Airport buildings are massive construction and new research has found that these swaths of empty rooftops can be put to use. According to the study, Australia’s government-owned airports are ideal hosts for large-scale solar installations. If solar panels are placed on the roofs of the airport buildings, they could produce enough electricity to power 1, 36, 000 homes. This could be an efficient step towards net-zero emissions. In the study conducted at RMIT University, Melbourne, the researchers compared electricity generated by residential solar panels in an Australian city to the potential green energy production of 21 airports in that country.
Published in The Journal of Building Engineering, researchers scanned satellite images of 17,000 residential solar panels in the town of Bendigo in southern Australia and calculated that if airports are covered with large-scale solar panels, they would be able to produce 10 times more electricity than 17,000 residential panels. They would also reduce greenhouse gas emissions by 151.6 kilotons a year which is nearly equal to pulling 71, 000 passenger cars off the road.

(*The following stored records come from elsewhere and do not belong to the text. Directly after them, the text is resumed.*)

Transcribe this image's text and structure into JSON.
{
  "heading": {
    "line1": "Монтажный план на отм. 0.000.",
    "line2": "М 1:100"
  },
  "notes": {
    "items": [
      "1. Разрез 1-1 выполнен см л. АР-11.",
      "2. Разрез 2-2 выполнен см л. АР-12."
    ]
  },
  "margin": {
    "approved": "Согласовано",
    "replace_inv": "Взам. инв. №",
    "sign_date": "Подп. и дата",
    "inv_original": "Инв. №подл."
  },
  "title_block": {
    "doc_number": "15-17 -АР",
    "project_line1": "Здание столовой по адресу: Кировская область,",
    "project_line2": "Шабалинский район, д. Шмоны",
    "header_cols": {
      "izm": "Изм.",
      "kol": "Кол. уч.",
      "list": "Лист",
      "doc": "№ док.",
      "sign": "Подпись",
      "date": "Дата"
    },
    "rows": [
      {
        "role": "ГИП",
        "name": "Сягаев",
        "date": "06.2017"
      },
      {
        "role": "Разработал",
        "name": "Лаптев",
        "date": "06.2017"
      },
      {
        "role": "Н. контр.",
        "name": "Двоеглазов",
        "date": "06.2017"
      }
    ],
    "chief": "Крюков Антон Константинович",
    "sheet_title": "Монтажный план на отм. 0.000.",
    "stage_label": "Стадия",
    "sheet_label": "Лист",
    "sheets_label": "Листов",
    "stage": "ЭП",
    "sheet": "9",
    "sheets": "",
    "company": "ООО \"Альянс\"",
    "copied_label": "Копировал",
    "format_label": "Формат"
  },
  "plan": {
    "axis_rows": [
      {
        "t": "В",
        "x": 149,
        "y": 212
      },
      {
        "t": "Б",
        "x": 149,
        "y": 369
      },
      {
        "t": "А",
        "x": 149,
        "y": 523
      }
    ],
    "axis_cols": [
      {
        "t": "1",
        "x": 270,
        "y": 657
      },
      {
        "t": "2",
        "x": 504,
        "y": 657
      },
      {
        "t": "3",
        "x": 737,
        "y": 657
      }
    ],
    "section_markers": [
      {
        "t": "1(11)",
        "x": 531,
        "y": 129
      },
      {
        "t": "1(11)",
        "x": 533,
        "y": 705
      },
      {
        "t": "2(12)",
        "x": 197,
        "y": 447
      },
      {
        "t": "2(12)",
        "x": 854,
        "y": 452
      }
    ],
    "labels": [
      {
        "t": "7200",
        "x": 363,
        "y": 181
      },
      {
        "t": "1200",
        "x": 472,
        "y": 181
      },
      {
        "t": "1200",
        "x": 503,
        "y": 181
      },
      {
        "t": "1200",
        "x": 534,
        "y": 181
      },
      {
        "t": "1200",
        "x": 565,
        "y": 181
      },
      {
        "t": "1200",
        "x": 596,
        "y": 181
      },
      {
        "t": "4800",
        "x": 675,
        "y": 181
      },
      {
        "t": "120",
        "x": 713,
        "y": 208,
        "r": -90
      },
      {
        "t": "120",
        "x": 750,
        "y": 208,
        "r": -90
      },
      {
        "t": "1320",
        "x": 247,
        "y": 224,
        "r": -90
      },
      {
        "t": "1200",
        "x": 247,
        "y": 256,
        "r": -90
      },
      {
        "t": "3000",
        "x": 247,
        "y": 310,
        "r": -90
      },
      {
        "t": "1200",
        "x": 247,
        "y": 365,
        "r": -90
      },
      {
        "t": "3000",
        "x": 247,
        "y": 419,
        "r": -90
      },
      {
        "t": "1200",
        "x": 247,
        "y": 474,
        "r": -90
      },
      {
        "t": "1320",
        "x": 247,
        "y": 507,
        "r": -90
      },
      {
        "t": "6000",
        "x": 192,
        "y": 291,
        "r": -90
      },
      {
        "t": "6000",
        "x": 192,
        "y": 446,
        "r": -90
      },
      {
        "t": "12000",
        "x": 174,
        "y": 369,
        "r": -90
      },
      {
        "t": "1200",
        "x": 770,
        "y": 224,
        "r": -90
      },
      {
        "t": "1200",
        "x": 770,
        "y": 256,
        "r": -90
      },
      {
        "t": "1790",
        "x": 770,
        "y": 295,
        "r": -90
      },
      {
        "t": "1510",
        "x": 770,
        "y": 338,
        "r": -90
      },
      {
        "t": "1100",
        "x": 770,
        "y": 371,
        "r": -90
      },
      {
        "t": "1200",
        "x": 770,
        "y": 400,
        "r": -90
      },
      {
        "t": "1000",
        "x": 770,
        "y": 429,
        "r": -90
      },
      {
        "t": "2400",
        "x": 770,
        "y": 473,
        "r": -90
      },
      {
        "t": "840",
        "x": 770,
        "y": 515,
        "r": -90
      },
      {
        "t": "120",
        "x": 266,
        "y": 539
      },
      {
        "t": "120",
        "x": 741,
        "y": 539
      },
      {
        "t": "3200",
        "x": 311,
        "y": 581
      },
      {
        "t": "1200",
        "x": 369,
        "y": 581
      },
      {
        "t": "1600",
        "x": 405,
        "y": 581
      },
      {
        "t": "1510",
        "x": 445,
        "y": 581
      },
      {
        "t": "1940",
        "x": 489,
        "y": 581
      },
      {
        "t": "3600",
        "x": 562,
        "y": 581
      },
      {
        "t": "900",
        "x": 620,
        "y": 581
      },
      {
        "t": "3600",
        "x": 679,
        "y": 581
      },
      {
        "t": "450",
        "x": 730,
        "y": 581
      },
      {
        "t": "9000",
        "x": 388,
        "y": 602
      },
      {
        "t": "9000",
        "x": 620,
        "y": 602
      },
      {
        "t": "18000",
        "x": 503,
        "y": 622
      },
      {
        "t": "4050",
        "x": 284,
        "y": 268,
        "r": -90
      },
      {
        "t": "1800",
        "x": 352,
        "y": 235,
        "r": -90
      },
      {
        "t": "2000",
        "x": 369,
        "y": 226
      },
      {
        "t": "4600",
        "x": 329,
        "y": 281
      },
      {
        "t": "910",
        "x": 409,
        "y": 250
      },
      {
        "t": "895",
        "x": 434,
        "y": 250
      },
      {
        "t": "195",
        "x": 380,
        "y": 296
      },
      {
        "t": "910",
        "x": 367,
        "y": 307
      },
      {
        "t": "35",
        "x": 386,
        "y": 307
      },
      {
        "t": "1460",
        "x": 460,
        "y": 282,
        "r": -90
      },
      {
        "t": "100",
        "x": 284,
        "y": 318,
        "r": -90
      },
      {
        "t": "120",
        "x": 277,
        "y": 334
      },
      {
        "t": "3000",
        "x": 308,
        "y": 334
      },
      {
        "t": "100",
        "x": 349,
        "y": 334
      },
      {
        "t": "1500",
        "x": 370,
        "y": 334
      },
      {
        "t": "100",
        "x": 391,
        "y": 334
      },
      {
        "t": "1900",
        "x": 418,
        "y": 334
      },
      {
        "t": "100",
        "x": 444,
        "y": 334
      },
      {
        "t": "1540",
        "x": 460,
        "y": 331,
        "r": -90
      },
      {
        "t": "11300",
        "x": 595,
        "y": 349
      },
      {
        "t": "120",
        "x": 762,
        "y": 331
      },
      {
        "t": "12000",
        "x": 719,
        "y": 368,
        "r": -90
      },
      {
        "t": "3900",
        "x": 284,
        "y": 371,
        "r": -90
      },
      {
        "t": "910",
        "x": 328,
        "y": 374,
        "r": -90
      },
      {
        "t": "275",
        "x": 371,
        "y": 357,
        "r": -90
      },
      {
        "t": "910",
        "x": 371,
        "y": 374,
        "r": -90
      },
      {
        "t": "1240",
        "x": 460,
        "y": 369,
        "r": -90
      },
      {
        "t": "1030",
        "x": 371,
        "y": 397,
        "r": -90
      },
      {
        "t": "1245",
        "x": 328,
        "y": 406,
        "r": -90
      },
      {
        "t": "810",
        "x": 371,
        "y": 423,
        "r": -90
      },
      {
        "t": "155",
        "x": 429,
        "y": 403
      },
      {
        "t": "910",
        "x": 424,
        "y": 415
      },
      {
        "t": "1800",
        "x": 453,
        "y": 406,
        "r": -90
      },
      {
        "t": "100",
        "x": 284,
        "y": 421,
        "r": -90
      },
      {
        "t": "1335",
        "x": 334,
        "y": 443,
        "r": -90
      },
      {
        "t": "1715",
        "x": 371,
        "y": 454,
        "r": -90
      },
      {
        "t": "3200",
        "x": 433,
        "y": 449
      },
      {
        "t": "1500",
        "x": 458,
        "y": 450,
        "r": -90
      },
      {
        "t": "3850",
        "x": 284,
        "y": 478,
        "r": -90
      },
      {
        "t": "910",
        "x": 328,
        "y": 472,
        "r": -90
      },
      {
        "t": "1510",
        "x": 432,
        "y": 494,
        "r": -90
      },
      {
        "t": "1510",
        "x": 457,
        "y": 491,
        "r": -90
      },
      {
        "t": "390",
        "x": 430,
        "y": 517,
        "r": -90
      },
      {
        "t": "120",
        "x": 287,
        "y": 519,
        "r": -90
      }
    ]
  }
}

Perth Airport alone would generate twice as much as Bendigo since it is very sunny and has lots of big buildings.
This analysis shows how massively effective it would be if the government and researchers focus on deriving energy from renewable sources.
The researchers also scanned satellite images of the airports for open roof space, where solar panels can best avoid shadows and found a total of 2.61 square kilometres, or one square mile, of usable area.
While previous studies have deemed airports as great solar generators, the RMIT research goes further by precisely modelling the use of large-scale systems.
A geospatial scientist in RMIT’s School of Science Chayn Sun hopes that the result of this study will guide the energy policy and future researches will focus on how to deploy solar panels on large buildings.